Dolaptan çıkardığım pijama, tişört ve iç çamaşırımı yatağın üstüne koydum. Alt çekmecemden mavi bornozumu alarak odadan çıktım. Babam bu saatlerde evde olmadığı için banyoya girip çıkarken rahattım.
Banyoya girmiş ve ılık güzel bir duş almıştım. Çok fazla iyi gelmişti. Gülümsedim. Bornozumu giyerek banyodan çıktım.
Kokusu evin her yerini sarmış olan kuru fasulye ve pilav beni bir hayli acıktırmıştı. Hemen odama gidip üzerimi giyindim. Saçlarımı kurutmadan tarayıp yandan ördüm. Odadan çıkıp banyoya girdim.
Toprak' ın tişörtünü makinaya atıp çalıştırdım. Ona tişörtünü geri vermeliydim. Bende kalamazdı.

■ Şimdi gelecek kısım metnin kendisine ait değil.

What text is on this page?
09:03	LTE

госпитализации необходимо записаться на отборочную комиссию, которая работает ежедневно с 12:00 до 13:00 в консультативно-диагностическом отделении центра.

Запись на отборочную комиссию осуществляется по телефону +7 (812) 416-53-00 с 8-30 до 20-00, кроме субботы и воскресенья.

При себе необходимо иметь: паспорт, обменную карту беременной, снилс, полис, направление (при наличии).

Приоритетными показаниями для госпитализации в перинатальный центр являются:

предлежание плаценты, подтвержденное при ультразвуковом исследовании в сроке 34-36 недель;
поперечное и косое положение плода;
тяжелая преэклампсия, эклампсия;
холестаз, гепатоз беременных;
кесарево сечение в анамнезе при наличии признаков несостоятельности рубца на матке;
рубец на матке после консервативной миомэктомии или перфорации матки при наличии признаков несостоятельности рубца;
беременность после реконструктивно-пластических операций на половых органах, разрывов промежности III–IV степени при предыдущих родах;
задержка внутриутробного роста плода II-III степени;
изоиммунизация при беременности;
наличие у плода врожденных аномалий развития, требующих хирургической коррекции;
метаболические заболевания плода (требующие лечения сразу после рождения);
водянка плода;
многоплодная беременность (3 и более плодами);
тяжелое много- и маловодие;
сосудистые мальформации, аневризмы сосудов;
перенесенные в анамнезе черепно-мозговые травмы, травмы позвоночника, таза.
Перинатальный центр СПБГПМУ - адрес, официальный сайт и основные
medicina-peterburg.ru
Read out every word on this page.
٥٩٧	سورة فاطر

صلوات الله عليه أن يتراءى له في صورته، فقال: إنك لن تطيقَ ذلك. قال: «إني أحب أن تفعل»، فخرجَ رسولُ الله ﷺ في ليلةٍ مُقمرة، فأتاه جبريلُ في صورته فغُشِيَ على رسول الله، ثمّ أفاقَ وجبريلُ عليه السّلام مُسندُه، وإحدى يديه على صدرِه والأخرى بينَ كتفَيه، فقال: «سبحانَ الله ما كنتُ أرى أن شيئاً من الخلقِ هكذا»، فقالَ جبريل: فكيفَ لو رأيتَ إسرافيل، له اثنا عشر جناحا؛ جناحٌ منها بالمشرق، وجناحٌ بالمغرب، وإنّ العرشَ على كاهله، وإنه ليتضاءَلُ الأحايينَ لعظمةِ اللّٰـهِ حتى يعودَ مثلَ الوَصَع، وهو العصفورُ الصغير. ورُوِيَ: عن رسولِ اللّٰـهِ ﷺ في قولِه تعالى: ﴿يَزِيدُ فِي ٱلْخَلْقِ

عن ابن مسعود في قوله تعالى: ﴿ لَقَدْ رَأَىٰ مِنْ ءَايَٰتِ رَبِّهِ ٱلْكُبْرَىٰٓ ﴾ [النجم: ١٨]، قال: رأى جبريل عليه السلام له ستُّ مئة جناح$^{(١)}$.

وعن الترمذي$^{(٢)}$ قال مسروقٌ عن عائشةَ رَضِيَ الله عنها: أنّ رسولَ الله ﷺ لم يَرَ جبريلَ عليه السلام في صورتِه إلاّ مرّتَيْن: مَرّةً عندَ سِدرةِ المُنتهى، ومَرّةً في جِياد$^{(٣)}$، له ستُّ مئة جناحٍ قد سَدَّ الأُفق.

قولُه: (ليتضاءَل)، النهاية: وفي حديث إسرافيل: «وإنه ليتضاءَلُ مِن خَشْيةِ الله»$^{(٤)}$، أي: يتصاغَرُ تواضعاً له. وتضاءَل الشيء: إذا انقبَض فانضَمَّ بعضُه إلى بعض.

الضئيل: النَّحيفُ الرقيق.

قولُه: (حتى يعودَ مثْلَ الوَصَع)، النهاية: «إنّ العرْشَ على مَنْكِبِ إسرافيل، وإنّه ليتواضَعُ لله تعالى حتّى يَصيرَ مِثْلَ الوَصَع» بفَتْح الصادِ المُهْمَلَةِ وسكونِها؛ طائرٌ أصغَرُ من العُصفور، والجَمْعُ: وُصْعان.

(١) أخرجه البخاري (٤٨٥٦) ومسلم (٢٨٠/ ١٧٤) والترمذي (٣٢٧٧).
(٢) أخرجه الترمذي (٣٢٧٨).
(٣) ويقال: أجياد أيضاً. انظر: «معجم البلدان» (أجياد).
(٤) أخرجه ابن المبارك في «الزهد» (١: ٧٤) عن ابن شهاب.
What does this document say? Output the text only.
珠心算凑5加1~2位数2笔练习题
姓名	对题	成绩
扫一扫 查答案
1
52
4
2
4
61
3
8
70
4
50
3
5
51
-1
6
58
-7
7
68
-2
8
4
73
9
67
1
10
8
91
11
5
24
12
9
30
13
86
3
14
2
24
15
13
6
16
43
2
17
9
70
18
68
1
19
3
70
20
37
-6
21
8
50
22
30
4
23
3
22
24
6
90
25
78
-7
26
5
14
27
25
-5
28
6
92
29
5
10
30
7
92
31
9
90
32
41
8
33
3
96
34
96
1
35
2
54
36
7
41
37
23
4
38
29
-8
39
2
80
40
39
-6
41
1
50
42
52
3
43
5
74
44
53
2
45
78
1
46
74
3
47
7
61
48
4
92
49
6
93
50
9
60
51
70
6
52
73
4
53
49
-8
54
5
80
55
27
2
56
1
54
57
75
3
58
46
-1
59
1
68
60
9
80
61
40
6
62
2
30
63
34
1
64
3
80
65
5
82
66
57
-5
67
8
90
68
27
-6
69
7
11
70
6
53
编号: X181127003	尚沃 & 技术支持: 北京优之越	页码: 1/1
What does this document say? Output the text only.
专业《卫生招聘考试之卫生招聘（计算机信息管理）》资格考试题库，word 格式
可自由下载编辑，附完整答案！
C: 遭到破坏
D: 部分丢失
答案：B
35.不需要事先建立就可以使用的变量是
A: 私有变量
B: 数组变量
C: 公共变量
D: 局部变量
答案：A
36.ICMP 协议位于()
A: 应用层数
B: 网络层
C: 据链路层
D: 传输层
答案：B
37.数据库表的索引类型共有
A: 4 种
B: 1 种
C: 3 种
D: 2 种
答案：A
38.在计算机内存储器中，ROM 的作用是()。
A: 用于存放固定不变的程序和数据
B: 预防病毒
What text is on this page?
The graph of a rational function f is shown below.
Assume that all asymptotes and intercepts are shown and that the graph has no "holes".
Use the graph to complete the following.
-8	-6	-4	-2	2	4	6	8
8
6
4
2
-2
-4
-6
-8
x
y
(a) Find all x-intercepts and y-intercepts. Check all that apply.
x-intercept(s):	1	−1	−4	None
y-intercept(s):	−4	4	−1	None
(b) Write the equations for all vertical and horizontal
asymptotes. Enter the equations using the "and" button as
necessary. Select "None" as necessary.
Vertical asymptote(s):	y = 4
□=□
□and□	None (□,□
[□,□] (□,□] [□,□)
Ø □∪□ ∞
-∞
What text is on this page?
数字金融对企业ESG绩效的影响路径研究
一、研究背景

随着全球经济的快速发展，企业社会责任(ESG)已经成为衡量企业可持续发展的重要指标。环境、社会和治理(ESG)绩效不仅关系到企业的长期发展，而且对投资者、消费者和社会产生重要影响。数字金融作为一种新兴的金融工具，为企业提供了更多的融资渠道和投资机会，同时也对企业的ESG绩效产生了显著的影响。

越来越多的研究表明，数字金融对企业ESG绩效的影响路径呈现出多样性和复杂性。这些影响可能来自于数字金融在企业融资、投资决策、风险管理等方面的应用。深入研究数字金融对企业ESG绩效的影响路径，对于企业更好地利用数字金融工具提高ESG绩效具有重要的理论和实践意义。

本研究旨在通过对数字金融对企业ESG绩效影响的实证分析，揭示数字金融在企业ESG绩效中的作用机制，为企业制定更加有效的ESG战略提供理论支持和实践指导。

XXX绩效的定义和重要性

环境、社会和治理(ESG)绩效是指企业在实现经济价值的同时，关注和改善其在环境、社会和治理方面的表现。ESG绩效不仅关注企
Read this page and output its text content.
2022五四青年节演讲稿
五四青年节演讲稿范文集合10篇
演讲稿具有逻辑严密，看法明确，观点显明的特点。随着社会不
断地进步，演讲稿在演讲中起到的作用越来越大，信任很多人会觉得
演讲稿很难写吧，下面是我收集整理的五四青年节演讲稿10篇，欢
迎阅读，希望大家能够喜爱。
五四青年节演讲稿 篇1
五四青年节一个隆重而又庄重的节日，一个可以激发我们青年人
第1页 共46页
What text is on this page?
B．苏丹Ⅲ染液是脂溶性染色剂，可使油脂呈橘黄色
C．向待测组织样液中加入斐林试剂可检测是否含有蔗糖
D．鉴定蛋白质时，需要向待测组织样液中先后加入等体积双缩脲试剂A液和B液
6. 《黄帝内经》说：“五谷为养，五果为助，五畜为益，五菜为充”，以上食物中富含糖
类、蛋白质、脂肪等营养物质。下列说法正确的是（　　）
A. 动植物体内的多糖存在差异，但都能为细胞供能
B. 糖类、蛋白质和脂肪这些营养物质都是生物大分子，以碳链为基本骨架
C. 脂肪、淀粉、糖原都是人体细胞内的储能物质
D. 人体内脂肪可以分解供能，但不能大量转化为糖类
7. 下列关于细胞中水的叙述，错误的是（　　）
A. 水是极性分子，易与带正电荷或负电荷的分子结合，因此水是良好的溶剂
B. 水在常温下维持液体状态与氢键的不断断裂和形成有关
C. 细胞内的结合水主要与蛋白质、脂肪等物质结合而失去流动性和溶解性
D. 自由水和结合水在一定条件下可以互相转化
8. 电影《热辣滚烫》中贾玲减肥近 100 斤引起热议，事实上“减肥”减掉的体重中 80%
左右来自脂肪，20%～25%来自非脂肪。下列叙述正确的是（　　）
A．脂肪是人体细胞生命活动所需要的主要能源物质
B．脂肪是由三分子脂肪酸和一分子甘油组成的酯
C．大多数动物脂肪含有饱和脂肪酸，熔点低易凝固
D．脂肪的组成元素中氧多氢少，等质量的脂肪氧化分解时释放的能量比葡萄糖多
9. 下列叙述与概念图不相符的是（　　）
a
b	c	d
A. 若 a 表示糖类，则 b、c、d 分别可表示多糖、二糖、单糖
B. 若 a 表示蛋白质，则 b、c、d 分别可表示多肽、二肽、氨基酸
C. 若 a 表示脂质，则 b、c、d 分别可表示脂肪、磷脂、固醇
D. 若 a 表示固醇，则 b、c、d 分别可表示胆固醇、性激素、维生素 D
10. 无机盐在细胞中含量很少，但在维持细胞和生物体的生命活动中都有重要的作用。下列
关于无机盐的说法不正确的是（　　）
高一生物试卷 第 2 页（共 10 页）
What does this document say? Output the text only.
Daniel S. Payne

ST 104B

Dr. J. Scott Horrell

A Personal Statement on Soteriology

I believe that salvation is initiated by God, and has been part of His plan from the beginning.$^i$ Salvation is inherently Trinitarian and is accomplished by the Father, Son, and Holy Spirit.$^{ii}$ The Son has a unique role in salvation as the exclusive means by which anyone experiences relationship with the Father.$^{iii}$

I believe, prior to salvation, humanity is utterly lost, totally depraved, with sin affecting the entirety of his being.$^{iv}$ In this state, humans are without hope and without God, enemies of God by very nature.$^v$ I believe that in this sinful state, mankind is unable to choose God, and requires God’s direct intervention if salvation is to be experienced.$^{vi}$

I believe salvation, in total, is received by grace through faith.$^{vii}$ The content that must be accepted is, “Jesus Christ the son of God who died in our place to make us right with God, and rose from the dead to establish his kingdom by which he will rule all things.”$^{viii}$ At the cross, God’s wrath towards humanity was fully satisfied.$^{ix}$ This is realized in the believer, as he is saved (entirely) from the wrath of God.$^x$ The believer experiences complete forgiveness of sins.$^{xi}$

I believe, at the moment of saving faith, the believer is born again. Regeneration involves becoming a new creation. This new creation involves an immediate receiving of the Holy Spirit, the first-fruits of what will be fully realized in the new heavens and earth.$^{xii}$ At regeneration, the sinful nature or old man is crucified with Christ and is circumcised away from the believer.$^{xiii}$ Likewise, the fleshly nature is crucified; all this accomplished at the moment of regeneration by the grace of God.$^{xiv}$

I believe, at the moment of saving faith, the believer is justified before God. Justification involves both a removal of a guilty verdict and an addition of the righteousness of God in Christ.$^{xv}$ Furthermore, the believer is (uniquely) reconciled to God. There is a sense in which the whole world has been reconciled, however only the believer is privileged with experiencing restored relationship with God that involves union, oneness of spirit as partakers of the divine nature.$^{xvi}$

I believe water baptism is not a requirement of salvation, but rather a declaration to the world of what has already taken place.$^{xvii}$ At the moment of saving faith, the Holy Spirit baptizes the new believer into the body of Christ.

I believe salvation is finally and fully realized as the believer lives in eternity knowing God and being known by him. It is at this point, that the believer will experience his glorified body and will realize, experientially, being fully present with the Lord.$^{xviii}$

Banyodan çıkıp mutfağa girdim. Anneme yemekleri tabaklara boşaltmasına yardımcı olduktan sonra beraber masaya oturmuştuk.
Annem günümün nasıl geçtiğini sorduğunda normal geçtiğini söyleyerek geçiştirmiştim onu. Kadıncağıza bugün yaşadıklarımı anlatsam kalp krizi geçirecek diye korkuyordum.
Yemek yedikten sonra bulaşıkları yıkamış ve odama çekilmiştim. Yatağıma girerek komidinin yanında ki kitabımı aldım. Kitap okuyacaktım.
Ayracın bulunduğu sayfayı açtığımda kitabımın son sayfaları olduğunu fark ettim. Yarın her zaman gittiğim kitapçıdan kitap almalıyı aklımın bir köşesine not ettim.
Kitabın son sayfasını da okuduktan sonra gözüme giren uykuya daha fazla direnmemek için kitabı komidine koyarak gözlerimi kapayıp uyumuştum.